Susan McKinney Steward was born Susan Maria Smith in Weeksville, now Brooklyn, New York in 1847.  Susan was born into an elite family (her father was a wealthy pig farmer), and was of European, African, and Shinnecock Indian descent.  Susan grew up during the cholera epidemic in Brooklyn and suffered the death of her brothers during the Civil War.  These events formed her desire to become a licensed physician.

At age 20, Susan enrolled in New York Medical College and Hospital for Women and graduated as Valedictorian in 1923.  Susan concentrated her studies on homeopathic and pediatric medicines and had her own practice from 1870-1895.  Susan co-founded the Brooklyn Women’s Homeopathic Hospital and Dispensary, which serviced the African American community.

Upon Susan’s second marriage to Rev. Theophilus Gould Steward, she would travel west and earn her medical licenses in both Montana and Wyoming.  Susan and the Rev. Steward would find themselves back on the east coast by 1898 in Ohio, and Dr. Susan Smith McKinney Steward was hired as the resident physician and faculty member, teaching health and nutrition, at Wilberforce University.   In 1914, Dr. McKinney Steward presented a paper titled, “Women In Medicine” that purported that women did not require separate medical schools and should have equal opportunities for internships.

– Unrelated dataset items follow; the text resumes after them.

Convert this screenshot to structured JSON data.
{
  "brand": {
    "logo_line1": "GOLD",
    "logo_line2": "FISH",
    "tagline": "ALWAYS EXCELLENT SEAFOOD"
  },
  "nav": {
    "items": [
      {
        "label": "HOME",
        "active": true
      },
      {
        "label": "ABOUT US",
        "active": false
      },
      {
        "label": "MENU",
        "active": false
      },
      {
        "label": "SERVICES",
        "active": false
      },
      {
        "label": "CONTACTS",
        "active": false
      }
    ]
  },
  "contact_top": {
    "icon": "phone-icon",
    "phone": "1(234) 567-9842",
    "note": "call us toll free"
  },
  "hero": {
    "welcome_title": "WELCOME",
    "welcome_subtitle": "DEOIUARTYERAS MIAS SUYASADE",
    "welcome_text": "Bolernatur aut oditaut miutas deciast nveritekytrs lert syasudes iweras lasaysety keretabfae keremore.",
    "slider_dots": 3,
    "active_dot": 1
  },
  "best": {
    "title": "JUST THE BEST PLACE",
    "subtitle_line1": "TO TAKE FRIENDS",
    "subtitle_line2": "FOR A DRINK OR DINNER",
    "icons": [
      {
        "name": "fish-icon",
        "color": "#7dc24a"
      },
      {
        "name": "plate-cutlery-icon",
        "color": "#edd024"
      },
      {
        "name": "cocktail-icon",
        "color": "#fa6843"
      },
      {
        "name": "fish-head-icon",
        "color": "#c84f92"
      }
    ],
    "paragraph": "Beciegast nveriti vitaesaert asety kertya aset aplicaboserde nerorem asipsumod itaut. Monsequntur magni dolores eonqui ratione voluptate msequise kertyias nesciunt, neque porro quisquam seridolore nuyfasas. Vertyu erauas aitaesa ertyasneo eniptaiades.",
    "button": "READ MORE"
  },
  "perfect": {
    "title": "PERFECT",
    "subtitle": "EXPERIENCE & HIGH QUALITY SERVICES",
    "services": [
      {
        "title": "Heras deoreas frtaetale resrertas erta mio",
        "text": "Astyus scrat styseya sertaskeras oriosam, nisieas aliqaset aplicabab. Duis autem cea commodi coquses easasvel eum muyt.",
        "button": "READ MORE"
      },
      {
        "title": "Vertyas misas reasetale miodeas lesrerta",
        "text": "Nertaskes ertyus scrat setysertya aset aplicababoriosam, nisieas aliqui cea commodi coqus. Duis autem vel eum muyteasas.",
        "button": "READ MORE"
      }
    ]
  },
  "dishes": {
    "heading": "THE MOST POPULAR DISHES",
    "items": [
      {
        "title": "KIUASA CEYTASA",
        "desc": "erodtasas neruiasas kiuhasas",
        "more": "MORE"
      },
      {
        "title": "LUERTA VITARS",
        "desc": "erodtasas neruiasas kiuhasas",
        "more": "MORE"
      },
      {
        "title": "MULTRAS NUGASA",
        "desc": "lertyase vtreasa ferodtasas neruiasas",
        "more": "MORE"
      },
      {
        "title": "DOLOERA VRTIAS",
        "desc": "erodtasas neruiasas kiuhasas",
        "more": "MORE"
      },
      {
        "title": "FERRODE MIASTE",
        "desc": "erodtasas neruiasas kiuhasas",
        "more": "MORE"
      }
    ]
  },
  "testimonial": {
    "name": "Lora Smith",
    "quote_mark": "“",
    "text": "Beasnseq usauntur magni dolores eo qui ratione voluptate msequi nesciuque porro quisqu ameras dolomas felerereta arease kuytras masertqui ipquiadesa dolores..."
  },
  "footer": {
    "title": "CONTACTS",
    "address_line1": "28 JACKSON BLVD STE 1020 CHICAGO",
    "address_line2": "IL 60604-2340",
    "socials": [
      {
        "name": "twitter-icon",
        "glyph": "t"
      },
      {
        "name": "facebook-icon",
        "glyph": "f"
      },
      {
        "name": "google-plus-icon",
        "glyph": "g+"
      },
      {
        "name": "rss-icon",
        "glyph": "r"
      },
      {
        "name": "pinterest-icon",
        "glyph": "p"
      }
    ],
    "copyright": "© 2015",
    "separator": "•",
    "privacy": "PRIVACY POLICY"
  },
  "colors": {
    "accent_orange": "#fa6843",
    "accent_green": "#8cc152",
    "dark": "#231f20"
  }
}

Susan died in 1918 and was eulogized by many prominent Americans of the time, including W.E.B. DuBois and a Wilberforce friend and colleague, Hallie Q. Brown.  Brown’s eulogy included the following, “She was one of those generous natures that love peace, order, and harmony.  But she could strike, and strike hard, in what she believed to be a righteous cause.  With her it was justice on one side, and injustice on the other.”